25 de mayo de 2016
Por Claudio Arqueros

Chile Vamos anunció la semana recién pasada su propuesta constitucional. Llamó la atención y generó controversia que se propusiese pasar de un Estado subsidiario a uno subsidiario-solidario. Aquel anuncio, más allá de que estuviese o no en el texto original que se acordó, tiene una connotación potente que es posible reconocer en al menos dos sentidos.

La primera es que el anuncio es una promesa: se dice que el Estado puede y debe ser solidario y asumir dicho rol. En ese sentido la centroderecha, con sus diferencias, aciertos, anhelos y limitaciones, ha levantado un discurso ético que pretende ofrecer garantías a la ciudadanía. Sin embargo, como toda promesa política, esta también implica zanjar un déficit y, por ende, reconocer o ampliar ciertos derechos. El punto pasa por develar -sobre todo si se plantea el desafío de profundizar contenidos constitucionales- cuáles derechos específicamente se pretende garantizar a partir de ese rol solidario del Estado. Pero, además, pasa por interrogarse cuándo, cómo y en qué sentido participaría el Estado para saldar esa promesa.

La segunda connotación deviene de la primera. Y es que uno podría preguntarse si acaso lo que se planteó fue más bien dar mayor relevancia a la subsidiariedad entendida como acción positiva. A vistas de la literalidad del texto constitucional de Chile Vamos, es dable pensar que la intención estuvo dirigida hacia allá.

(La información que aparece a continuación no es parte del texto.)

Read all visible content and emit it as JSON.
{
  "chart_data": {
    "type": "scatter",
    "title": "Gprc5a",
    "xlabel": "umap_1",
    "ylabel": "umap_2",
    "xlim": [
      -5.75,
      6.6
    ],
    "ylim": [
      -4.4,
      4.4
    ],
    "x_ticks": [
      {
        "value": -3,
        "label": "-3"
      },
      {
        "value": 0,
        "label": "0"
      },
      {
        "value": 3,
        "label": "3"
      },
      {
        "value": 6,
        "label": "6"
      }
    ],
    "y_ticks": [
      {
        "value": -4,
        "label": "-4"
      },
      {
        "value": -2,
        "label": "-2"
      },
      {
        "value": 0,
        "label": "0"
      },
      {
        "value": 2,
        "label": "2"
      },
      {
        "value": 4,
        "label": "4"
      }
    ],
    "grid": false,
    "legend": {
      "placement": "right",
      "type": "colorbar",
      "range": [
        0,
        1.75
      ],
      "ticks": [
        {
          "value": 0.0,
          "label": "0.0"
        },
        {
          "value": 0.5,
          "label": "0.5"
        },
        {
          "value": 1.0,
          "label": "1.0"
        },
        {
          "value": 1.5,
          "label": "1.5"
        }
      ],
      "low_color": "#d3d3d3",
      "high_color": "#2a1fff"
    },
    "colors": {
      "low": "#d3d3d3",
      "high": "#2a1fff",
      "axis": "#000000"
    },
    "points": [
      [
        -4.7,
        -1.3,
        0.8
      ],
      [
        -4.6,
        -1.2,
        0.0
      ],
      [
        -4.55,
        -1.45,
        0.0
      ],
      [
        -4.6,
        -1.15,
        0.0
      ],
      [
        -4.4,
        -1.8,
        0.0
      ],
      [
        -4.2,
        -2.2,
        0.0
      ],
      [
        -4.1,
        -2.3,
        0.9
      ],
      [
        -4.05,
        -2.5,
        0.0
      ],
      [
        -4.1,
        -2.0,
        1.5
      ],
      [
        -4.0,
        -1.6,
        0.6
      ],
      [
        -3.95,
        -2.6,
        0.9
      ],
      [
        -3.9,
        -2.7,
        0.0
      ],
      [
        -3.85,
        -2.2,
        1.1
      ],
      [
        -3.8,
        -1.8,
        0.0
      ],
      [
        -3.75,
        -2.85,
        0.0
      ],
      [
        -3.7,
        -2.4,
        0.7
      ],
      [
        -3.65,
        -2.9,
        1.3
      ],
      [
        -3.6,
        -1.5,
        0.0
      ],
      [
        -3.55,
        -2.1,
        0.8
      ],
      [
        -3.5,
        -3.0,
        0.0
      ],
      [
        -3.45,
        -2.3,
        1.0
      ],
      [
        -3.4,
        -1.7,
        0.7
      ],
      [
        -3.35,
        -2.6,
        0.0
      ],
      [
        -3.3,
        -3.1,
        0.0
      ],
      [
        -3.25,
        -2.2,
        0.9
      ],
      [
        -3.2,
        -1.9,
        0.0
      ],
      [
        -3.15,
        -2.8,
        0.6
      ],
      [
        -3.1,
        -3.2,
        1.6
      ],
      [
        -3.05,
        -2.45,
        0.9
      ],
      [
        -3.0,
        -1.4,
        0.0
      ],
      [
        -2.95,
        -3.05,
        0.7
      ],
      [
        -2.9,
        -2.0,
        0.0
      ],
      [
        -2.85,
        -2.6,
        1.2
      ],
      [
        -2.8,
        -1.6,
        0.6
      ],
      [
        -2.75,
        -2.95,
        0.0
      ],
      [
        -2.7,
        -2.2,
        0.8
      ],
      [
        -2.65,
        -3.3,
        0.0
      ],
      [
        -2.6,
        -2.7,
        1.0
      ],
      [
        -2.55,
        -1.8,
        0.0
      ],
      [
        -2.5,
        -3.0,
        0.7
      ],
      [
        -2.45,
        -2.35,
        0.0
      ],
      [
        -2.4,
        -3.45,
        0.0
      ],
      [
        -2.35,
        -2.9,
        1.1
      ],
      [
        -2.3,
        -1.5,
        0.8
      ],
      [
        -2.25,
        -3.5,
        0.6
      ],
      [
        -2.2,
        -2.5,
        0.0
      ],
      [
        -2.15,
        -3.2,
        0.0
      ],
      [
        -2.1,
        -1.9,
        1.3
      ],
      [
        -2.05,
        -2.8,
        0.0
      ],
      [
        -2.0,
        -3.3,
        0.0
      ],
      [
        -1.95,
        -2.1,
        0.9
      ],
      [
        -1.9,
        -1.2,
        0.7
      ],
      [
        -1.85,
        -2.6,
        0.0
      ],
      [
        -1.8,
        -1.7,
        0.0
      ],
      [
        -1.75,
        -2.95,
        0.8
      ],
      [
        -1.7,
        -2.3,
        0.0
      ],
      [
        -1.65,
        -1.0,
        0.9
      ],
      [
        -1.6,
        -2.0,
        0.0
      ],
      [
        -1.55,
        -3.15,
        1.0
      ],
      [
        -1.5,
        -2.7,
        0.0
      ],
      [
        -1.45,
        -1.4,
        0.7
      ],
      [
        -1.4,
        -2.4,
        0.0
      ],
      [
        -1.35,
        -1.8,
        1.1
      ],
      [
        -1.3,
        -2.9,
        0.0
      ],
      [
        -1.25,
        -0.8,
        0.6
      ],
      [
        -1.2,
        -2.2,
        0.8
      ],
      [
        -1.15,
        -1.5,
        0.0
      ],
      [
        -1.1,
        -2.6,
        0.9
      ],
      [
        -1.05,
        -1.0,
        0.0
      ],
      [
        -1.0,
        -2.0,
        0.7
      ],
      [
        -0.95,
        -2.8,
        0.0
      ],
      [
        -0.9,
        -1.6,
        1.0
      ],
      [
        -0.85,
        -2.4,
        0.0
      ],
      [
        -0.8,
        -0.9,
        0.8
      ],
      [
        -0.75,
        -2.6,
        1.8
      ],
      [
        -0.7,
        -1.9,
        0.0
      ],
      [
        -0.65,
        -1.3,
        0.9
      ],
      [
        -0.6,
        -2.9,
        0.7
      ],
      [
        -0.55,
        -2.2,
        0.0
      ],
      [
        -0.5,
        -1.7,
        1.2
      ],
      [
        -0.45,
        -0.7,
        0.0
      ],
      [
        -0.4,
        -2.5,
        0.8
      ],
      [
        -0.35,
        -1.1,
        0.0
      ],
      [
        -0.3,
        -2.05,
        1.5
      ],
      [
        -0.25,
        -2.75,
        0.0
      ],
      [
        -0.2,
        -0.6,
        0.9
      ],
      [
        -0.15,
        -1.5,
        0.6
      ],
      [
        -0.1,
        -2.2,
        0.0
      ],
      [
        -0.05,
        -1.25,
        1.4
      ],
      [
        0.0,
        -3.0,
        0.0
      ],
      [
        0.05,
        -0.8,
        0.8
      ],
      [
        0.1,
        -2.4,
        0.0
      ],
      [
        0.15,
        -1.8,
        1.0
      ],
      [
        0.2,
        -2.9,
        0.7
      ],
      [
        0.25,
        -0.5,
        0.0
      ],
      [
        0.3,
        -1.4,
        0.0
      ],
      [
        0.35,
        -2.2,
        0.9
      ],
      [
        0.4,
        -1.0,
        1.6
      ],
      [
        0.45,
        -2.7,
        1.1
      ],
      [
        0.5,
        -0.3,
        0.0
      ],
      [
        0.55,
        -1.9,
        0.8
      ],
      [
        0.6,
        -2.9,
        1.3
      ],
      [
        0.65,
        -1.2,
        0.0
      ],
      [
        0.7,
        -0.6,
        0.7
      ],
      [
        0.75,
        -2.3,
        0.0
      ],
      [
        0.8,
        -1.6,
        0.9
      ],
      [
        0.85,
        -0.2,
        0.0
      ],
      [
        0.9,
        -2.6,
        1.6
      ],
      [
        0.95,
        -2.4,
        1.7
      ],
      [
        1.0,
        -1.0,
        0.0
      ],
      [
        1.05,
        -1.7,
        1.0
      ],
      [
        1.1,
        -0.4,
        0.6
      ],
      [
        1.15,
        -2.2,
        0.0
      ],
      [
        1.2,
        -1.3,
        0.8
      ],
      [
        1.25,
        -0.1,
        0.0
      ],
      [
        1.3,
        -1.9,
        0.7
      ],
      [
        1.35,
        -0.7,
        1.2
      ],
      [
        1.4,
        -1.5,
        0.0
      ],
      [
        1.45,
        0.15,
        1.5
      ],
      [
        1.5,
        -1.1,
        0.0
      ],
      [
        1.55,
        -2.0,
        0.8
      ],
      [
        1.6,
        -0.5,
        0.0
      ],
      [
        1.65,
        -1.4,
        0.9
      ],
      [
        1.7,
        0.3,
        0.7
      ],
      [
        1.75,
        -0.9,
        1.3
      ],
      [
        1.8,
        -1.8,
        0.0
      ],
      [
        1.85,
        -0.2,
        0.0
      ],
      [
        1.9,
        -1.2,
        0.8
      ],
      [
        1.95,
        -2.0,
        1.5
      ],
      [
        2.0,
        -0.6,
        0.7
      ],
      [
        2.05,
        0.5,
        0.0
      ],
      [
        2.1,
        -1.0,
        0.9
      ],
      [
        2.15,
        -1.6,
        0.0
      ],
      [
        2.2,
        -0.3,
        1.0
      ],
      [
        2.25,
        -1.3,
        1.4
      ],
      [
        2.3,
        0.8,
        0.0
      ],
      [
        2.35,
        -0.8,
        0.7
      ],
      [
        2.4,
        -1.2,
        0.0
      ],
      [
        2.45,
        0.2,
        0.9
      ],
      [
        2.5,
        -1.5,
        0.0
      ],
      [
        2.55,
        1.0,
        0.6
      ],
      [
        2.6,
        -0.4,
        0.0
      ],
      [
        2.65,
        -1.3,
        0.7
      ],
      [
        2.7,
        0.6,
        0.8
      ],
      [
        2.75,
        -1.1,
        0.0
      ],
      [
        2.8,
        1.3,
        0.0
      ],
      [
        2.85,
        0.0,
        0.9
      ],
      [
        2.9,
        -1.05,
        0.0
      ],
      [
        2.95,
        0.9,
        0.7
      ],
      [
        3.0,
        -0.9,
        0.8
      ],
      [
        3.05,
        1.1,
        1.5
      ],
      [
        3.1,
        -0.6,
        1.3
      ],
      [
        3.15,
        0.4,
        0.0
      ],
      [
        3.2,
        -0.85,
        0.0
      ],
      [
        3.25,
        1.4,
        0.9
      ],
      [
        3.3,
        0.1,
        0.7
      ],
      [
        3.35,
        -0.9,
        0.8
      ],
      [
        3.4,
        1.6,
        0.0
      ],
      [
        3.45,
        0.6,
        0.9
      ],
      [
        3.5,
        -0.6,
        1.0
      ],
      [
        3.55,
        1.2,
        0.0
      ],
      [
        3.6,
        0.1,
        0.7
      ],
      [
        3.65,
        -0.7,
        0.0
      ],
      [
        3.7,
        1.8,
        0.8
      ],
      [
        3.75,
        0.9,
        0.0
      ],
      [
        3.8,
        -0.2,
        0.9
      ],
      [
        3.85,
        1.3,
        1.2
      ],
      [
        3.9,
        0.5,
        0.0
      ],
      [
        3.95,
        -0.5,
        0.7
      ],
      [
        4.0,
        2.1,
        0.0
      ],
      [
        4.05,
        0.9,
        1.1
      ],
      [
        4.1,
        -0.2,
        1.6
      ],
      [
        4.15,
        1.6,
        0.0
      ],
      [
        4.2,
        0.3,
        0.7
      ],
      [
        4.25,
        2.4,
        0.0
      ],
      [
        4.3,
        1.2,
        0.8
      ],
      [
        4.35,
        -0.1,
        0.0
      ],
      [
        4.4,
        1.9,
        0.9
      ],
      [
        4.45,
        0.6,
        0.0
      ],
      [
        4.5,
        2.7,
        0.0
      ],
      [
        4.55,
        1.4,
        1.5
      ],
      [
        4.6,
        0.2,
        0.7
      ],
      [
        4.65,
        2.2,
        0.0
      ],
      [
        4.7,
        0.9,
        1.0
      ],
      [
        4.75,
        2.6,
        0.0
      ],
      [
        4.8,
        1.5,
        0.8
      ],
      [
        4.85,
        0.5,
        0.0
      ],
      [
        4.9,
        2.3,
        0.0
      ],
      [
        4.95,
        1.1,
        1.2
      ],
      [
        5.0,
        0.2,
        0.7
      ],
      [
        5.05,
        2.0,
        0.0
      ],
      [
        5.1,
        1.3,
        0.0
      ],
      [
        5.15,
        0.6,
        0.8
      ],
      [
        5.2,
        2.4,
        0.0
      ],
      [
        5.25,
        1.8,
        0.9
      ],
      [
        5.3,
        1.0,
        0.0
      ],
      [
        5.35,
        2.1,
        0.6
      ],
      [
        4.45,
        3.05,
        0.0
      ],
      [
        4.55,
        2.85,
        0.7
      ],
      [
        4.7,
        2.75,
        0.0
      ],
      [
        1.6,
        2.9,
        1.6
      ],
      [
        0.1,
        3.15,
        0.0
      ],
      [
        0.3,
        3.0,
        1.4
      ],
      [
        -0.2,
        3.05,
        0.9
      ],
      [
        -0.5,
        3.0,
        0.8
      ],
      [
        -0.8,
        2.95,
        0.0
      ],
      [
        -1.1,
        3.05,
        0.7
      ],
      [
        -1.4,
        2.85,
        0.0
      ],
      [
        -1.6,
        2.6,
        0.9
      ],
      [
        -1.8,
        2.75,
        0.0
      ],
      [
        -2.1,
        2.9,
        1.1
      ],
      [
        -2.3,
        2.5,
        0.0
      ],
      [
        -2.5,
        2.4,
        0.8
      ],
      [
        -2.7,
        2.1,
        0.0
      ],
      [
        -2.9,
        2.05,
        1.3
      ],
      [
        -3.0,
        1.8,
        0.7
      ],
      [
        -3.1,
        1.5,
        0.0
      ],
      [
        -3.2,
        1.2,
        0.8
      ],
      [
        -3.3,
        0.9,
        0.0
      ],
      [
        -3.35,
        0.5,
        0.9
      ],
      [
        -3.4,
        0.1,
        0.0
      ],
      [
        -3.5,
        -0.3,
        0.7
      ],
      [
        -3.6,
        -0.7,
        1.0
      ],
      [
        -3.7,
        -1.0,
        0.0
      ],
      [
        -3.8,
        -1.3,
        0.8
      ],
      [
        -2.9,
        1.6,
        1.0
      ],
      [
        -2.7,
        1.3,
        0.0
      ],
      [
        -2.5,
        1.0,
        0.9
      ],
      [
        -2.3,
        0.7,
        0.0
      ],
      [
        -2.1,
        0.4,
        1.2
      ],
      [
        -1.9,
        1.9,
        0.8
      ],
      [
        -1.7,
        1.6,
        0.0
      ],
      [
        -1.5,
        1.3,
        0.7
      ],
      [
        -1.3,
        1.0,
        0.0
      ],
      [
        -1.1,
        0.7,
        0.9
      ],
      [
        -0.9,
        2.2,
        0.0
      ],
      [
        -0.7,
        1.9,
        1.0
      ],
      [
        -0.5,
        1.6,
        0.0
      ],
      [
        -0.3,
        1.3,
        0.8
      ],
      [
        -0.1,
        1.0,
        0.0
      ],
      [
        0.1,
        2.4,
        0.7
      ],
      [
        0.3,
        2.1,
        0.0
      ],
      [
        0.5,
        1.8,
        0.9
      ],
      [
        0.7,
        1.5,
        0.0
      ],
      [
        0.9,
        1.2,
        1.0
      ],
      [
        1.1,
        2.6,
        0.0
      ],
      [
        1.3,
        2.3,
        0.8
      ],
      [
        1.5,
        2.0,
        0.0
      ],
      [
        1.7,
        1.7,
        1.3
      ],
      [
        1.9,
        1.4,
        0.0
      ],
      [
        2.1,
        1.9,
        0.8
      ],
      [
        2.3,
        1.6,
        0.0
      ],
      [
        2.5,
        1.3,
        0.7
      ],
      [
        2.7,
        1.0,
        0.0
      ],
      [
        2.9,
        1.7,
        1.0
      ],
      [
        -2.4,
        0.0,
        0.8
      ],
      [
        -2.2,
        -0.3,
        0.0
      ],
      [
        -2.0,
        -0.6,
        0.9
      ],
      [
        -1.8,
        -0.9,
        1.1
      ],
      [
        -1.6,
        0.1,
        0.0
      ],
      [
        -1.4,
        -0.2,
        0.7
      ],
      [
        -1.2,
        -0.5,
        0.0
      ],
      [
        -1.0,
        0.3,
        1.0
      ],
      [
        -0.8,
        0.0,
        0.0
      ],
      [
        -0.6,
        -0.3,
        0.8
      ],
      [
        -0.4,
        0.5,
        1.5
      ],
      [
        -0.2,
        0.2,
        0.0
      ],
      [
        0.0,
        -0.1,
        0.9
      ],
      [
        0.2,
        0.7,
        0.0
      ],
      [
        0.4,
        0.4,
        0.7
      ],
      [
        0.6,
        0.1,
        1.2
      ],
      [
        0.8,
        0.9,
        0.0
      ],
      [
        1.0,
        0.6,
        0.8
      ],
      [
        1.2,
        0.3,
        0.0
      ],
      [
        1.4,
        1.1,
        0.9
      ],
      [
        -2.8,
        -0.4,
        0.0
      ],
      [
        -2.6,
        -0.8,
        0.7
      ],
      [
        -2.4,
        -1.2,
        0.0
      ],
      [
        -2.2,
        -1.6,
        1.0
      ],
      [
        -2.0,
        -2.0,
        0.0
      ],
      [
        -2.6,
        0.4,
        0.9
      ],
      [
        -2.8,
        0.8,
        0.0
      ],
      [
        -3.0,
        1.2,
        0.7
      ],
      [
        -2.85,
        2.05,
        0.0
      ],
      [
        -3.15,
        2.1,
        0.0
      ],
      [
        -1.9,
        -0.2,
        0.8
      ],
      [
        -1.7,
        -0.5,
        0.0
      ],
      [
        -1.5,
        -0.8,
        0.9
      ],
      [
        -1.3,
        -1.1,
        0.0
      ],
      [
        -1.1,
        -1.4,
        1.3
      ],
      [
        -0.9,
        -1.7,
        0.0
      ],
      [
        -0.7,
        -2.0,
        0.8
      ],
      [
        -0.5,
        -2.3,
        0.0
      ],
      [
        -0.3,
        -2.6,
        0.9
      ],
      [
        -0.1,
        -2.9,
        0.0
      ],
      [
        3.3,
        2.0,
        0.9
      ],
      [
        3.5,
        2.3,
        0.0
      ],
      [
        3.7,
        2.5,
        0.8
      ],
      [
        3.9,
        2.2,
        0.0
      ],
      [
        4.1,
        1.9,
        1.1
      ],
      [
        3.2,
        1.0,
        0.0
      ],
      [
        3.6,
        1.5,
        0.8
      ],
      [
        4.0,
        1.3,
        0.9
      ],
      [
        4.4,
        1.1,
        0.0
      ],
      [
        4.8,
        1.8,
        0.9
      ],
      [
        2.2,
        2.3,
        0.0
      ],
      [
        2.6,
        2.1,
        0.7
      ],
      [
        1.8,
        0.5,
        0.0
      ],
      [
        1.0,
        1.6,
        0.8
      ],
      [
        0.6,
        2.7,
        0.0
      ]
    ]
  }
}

Pero si en realidad lo que se busca es reconocer un rol solidario del Estado, entonces estamos ante un ejercicio riesgoso. La solidaridad no es un ejercicio privativo del Estado, ya que la forma en que este actúa en relación a los ciudadanos es por medio de la aplicación de la institucionalidad legalizada en sus diferentes planos. Vale decir, coacciona, y por eso toda determinación que de él emana se aplica y nos compete obligatoriamente. Este modus operandi es contrario a la solidaridad que es, por esencia, voluntaria. De modo que resulta difícil apoyar tal contradicción. Por eso, aún cuando en la doctrina social de la Iglesia Católica el principio de subsidiariedad se complementa con el de solidaridad, este último opera como una conciencia de deuda entre los sujetos que llama a cooperar en pos de un sentido unitario de la vida social. En esa dirección, la solidaridad -como señala el mismo Compendio (Nº194 y Nº195)- denota reconocer “en el conjunto de los vínculos que unen a los hombres y a los grupos sociales entre sí, el espacio ofrecido a la libertad humana para ocuparse del crecimiento común, compartido por todos”. Así, la solidaridad supone un compromiso de aportar a la causa común en las diversas manifestaciones sociales, donde evidentemente el aparato público cumple un papel, pero que no es exclusivo ni excluyente, pues si así fuera ahogaría la libertad.

En suma, la solidaridad no se identifica con el Estado, sino con algo mucho más profundo que pasa por la actuación libre y responsable de las personas y sus organizaciones aportando al bien común. La solidaridad con el prójimo ciertamente puede inspirar al rol subsidiario que ejerce el Estado, pero en virtud de este mismo razonamiento su rol no deja de ser tal.